Authors: Tertipis N,  Hammar U,  Näsman A,  Vlastos A,  Nordfors C,  Grün N,  Ährlund-Richter A,  Sivars L,  Haeggblom L,  Marklund L,  Hammarstedt-Nordenvall L,  Chaturvedi AK,  Munck-Wikland E,  Ramqvist T,  Bottai M,  Dalianis T
Journal: Eur J Cancer
Date: 2015 Aug
Branches: IIB
PubMed ID: 26025766
PMC ID: not available
Abstract: AIM: To combine clinical and molecular markers into an algorithm for predicting outcome for individual patients with human papillomavirus (HPV) DNA/p16(INK4a) positive tonsillar and base of tongue squamous cell carcinoma (TSCC and BOTSCC).

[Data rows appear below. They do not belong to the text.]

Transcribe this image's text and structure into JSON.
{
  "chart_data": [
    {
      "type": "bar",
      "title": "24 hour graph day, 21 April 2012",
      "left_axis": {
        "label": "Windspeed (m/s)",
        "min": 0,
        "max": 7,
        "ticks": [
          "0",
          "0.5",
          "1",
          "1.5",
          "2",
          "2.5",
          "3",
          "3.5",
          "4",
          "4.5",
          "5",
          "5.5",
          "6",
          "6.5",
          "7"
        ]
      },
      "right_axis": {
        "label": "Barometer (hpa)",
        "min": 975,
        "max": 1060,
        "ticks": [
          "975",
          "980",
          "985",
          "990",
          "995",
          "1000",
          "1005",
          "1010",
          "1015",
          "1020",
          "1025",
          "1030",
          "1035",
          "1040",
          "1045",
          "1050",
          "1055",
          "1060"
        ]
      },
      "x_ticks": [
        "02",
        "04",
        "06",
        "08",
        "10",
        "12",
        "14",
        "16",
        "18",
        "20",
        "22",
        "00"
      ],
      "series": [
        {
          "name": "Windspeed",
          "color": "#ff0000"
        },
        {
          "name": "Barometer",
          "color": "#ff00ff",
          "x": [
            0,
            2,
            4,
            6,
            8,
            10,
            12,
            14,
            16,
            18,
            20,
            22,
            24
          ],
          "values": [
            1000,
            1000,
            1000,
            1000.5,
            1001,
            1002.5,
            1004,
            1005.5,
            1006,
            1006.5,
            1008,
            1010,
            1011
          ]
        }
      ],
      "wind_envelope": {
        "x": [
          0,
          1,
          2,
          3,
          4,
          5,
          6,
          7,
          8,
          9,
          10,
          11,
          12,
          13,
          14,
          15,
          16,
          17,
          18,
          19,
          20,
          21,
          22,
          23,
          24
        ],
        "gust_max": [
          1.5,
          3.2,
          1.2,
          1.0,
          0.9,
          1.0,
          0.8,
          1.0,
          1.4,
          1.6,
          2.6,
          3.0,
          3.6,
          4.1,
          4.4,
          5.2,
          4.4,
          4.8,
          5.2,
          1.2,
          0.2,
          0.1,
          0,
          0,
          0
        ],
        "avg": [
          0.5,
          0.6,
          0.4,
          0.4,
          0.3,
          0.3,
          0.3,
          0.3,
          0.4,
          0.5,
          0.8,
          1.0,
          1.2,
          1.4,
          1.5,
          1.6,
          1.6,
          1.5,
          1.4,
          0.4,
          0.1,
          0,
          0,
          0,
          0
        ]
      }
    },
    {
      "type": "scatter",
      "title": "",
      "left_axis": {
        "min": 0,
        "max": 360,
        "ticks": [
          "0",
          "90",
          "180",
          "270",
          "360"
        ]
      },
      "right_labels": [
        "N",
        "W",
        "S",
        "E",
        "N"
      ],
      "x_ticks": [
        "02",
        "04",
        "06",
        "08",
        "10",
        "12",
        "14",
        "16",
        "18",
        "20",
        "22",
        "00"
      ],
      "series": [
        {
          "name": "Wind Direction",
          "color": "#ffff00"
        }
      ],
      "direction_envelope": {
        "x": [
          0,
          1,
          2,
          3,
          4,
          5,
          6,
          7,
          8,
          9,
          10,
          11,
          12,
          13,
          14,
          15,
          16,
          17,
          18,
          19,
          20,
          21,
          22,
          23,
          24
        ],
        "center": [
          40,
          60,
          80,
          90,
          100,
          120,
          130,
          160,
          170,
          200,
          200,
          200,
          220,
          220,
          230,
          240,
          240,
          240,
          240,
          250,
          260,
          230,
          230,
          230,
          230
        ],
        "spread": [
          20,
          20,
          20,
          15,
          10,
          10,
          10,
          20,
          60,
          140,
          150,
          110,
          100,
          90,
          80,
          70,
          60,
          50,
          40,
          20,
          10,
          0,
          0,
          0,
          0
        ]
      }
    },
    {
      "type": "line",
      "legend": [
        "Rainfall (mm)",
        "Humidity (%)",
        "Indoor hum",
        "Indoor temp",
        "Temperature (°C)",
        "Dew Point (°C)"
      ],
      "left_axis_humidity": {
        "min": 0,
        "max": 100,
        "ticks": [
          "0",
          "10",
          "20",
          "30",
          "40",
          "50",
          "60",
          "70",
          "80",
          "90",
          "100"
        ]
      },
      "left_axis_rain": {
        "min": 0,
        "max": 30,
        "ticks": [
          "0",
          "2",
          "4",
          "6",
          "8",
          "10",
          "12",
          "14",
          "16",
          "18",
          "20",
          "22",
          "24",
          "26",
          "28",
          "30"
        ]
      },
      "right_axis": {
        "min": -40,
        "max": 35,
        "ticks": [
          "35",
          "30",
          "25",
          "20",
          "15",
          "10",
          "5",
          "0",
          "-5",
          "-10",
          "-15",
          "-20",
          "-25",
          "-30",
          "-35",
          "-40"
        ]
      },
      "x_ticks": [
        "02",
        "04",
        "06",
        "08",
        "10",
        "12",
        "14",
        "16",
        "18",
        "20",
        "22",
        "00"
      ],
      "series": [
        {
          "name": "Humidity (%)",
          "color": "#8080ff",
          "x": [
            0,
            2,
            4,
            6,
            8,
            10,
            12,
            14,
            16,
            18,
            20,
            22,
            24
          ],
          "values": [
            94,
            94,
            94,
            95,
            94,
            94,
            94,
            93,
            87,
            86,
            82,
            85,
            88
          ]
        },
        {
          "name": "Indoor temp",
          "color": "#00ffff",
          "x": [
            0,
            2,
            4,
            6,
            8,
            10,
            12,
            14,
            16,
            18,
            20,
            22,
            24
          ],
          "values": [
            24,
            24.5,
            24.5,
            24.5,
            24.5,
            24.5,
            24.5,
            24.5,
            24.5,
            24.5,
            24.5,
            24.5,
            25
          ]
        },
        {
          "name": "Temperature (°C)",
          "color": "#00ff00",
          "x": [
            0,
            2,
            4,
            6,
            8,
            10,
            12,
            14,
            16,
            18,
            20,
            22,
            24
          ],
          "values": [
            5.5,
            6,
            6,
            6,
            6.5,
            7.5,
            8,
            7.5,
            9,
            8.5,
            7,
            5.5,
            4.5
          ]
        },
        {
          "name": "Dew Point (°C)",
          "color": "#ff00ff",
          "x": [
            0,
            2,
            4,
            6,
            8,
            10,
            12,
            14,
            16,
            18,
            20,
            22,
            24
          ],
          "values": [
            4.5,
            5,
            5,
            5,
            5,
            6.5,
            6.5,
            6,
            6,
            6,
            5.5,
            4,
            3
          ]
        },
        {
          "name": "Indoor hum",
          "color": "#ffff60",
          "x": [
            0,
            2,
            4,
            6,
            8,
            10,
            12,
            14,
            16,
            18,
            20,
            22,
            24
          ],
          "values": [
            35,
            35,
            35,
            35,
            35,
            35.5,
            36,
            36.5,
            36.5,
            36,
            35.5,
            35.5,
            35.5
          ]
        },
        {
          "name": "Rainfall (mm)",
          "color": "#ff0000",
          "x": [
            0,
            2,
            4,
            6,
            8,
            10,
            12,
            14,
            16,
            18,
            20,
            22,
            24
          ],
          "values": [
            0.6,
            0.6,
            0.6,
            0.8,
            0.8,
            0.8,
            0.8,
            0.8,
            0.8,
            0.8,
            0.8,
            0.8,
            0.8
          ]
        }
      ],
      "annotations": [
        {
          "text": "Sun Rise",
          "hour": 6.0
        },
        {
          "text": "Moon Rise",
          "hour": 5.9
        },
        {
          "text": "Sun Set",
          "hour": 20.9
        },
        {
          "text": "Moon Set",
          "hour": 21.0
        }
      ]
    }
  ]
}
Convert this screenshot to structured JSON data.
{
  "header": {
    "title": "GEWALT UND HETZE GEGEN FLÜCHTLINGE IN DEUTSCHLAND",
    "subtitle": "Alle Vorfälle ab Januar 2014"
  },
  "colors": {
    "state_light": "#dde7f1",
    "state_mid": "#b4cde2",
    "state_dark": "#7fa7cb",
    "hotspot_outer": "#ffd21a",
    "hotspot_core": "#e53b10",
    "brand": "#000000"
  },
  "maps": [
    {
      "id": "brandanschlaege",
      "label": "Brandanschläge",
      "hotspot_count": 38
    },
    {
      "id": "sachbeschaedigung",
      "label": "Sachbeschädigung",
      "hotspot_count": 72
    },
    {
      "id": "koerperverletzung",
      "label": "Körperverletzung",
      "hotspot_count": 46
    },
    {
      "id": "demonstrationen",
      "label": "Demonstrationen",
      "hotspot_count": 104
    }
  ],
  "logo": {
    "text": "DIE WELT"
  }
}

BACKGROUND: Head-neck cancer treatment has become more intensified, comprising not only surgery and radiotherapy, but also induction/concomitant chemotherapy and targeted therapy. With less treatment, 3-year disease free survival (DFS) is 80% for HPV-positive TSCC and BOTSCC. An 85-100% 3-year DFS is observed for HPV(+) TSCC and BOTSCC with absence of HLA class I, or CD44 expression, or high CD8(+) tumour-infiltrating lymphocyte (TIL) counts suggesting that therapy could be tapered for many if patients could be identified individually. PATIENTS AND METHODS: Patients treated curatively, with HPV DNA/p16(INK4a) positive tumours examined for HLA class I and II, CD44 and CD8(+)TILs, were included. An L1-regularised logistic regression was used to evaluate the effect of the biomarker data, age, stage, diagnosis, smoking and treatment on 3-year risk of death or relapse on a training cohort of 197 patients diagnosed 2000-2007 and validated on a cohort of 118 patients diagnosed 2008-2011. RESULTS: The variables finally included in the model were HLA class I, CD8(+) TILs, age, stage and diagnosis (TSCC or BOTSCC). The model showed acceptable discrimination and calibration. The discriminative ability of the model did not diminish after validation (AUC=0.77). CONCLUSION: To our knowledge, this is the first model to utilise information from several markers to predict an individual probability of clinical outcome for patients with HPV DNA/p16(INK4a) positive tumours.